Article 11.32, V.A.C.C.P., provides:

"When the return of the writ has been made, and the applicant brought before the court, he is no longer detained on the original warrant of process, but under the authority of habeas corpus. The safekeeping of the prisoner, pending the examination or hearing is entirely under the direction and authority of the judge or the court issuing the writ, or to which the return is made. He may be bailed from day to day, or be remanded to the same jail from whence he came, or to any other place of safekeeping under the control of the judge or court, till the case is finally determined." (Emphasis supplied.)

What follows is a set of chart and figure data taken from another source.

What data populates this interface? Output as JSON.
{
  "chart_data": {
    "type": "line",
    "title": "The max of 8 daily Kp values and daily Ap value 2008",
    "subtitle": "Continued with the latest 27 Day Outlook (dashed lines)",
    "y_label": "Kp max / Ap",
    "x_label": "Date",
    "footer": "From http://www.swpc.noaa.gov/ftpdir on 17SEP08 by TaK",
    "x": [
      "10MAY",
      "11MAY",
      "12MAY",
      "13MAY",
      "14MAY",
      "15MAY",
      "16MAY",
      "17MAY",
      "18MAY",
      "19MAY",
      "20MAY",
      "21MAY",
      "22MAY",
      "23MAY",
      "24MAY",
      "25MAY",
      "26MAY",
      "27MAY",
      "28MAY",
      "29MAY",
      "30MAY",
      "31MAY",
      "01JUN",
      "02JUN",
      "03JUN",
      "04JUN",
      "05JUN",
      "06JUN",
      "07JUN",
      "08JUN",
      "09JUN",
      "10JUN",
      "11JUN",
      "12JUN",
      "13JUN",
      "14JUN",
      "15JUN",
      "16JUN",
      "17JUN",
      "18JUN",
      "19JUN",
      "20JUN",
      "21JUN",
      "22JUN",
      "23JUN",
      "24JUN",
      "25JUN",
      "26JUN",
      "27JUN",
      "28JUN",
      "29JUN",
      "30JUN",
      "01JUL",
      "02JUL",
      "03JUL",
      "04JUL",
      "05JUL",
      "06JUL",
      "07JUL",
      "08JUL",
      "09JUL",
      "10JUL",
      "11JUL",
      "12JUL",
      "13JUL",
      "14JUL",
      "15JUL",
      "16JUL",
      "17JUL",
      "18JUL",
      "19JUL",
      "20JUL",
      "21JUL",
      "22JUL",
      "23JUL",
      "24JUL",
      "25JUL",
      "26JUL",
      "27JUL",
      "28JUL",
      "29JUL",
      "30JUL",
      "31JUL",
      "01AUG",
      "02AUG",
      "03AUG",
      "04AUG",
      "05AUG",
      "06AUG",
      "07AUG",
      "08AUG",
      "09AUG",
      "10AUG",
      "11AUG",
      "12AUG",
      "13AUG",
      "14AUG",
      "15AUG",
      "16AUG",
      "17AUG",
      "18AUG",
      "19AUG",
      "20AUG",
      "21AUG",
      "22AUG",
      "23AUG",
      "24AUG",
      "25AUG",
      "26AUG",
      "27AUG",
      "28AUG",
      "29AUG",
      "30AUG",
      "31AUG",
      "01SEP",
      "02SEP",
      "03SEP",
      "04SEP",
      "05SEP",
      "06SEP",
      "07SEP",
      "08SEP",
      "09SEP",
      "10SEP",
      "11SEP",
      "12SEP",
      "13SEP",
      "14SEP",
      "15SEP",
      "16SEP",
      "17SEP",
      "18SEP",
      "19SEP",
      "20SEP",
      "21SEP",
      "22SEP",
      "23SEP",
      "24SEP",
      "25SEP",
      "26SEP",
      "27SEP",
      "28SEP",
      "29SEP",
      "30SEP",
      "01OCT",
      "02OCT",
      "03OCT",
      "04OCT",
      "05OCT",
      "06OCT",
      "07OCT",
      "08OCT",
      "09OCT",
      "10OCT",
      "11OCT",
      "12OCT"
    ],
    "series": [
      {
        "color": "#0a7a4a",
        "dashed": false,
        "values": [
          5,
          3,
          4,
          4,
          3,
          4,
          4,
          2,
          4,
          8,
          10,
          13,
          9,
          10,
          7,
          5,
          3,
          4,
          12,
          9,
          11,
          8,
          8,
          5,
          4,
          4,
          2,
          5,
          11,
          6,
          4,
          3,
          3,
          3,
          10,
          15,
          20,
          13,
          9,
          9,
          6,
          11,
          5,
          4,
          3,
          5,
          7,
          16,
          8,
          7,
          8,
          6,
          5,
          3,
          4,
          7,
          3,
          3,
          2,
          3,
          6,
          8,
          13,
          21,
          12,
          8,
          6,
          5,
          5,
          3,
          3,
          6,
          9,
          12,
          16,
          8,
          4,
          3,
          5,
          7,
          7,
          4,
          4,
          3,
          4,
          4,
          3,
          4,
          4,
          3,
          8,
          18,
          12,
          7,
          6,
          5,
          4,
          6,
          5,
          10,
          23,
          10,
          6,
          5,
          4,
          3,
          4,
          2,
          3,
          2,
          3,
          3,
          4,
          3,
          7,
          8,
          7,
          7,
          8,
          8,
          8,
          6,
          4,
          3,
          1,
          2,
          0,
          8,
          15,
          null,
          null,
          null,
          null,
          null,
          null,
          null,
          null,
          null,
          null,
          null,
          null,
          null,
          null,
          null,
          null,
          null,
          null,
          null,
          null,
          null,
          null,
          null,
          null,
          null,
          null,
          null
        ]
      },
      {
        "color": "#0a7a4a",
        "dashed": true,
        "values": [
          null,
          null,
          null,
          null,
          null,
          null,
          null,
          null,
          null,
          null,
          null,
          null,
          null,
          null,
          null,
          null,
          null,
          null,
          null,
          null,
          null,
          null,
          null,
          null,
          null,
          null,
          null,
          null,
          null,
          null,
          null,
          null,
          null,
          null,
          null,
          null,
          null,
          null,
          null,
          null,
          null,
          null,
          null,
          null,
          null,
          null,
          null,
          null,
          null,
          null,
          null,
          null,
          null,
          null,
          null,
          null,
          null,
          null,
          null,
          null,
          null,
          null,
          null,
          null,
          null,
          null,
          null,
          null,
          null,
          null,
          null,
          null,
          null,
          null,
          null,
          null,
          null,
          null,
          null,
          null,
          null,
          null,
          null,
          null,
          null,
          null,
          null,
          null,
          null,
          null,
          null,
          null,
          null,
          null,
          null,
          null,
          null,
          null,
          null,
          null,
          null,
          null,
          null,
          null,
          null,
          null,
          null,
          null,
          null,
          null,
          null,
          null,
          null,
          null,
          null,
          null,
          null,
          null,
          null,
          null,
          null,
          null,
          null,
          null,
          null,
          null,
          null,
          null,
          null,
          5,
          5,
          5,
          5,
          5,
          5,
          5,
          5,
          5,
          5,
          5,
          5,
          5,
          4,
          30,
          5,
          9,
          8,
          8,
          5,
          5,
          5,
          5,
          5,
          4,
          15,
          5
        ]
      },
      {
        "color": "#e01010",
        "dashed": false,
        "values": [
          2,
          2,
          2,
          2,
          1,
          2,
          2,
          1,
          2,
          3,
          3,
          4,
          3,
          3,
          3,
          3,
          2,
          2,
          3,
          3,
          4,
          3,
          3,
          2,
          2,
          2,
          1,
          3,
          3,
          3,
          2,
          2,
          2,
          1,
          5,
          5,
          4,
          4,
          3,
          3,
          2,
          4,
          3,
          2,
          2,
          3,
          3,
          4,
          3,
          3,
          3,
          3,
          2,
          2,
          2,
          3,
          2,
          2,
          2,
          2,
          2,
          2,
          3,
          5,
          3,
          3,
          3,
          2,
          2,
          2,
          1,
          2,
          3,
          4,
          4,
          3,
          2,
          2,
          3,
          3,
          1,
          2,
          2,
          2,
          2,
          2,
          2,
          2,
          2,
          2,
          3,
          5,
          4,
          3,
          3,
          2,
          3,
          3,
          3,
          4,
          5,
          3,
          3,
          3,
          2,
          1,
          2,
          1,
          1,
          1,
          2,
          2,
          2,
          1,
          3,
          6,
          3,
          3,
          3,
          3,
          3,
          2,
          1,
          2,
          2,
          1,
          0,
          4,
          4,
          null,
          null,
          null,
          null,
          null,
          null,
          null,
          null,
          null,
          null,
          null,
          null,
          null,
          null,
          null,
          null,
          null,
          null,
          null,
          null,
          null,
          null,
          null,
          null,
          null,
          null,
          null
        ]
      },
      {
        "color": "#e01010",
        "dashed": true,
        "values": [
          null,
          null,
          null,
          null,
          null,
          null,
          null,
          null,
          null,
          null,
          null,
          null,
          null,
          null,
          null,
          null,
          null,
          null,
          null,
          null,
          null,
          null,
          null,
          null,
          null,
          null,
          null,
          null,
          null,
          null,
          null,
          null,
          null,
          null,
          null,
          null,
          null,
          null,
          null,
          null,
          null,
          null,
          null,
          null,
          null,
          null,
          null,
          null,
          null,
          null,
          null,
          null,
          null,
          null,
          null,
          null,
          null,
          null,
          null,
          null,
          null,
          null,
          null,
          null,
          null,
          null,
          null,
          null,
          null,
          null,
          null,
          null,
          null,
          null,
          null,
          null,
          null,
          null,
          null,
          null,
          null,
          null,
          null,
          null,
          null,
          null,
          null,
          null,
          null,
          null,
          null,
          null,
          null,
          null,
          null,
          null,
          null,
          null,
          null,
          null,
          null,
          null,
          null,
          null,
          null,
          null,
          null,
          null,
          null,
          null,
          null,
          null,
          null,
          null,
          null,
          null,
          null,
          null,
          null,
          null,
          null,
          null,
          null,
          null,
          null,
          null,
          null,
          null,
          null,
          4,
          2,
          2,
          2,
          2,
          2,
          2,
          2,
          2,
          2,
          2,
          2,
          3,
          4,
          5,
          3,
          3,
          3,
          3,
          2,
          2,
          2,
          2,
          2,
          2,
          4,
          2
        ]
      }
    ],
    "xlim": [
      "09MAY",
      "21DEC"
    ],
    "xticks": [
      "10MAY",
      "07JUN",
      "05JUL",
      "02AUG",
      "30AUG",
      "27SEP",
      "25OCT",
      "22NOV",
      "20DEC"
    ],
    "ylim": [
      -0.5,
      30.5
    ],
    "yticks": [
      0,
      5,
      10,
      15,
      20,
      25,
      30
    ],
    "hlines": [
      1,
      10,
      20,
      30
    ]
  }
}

This Court, having issued the writ of habeas corpus, is the only court that may determine whether the applicant may be allowed bail or required to remain in jail. The district court, either before the filing of the habeas corpus application or after the issuance of the writ by this Court, was without authority to permit bail, and approve the bond. The bond not being authorized, the undertaking is not valid, and is not subject to proper forfeiture of bail.

It is true that in Ex parte Trillo, 540 S.W.2d 728 (Tex.Cr.App.1976), it was held one may be "in custody" for habeas corpus purposes even though he is out on bail or personal bond. This holding, however, does not have reference to an obviously invalid bond.

Applicant is not under restraint under the contempt order attacked in his habeas application nor by the invalid bond entered into in the district court. Thus, the original habeas corpus jurisdiction of the Court of Criminal Appeals has not been properly invoked. The habeas corpus proceedings are dismissed.

CLINTON, Judge, dissenting.

The function of The Great Writ is to provide a remedy when any person is restrained in his liberty. Article 11.01, V.A. C.C.P. Constitutionally guaranteed, it is "a writ of right, and shall never be suspended;" the Legislature has enacted laws "to render the remedy speedy and effectual." Article I, Sec. 12. See Chapter Eleven, V.A.C.C.P., every provision of which "shall be most favorably construed in order to give effect to the remedy, and protect the rights of the person seeking relief under it." Article 11.04, V.A.C.C.P.

Today, one year and more than nine months since applicant filed his first original *217 application for writ of habeas corpus in this Court, his endeavors to achieve relief are frustrated by an exultation of form over substance such as to shame The Great Writ. There is no effort to construe "most favorably" legislative provisions intended and designed to give effect to the remedy and protect his rights, procedural rules and caselaw relating to amending defective bonds or any other notions of fairness and equity that serve to implement habeas corpus. Instead, the Court critically orders the proceedings dismissed.[*]

Adhering to the ageless maxim about "justice delayed," I dissent.


[*] For whatever it is worth, the fact of the matter is that we were informed as early as May 15, 1985, that applicant had been released on bond. Since this Court had not so ordered, the only conclusion for us to reach was that some other court had. Rather than utilize its constitutional power "upon affidavit or otherwise to ascertain such matter of fact as may be necessary to the exercise of its jurisdiction," Article V, Sec. 5, para. 3, we caused the Court to adhere to its adverse order, without prejudice to a fresh petitionthe one that is now being dismissed, primarily for want of a bond acceptable to the majority.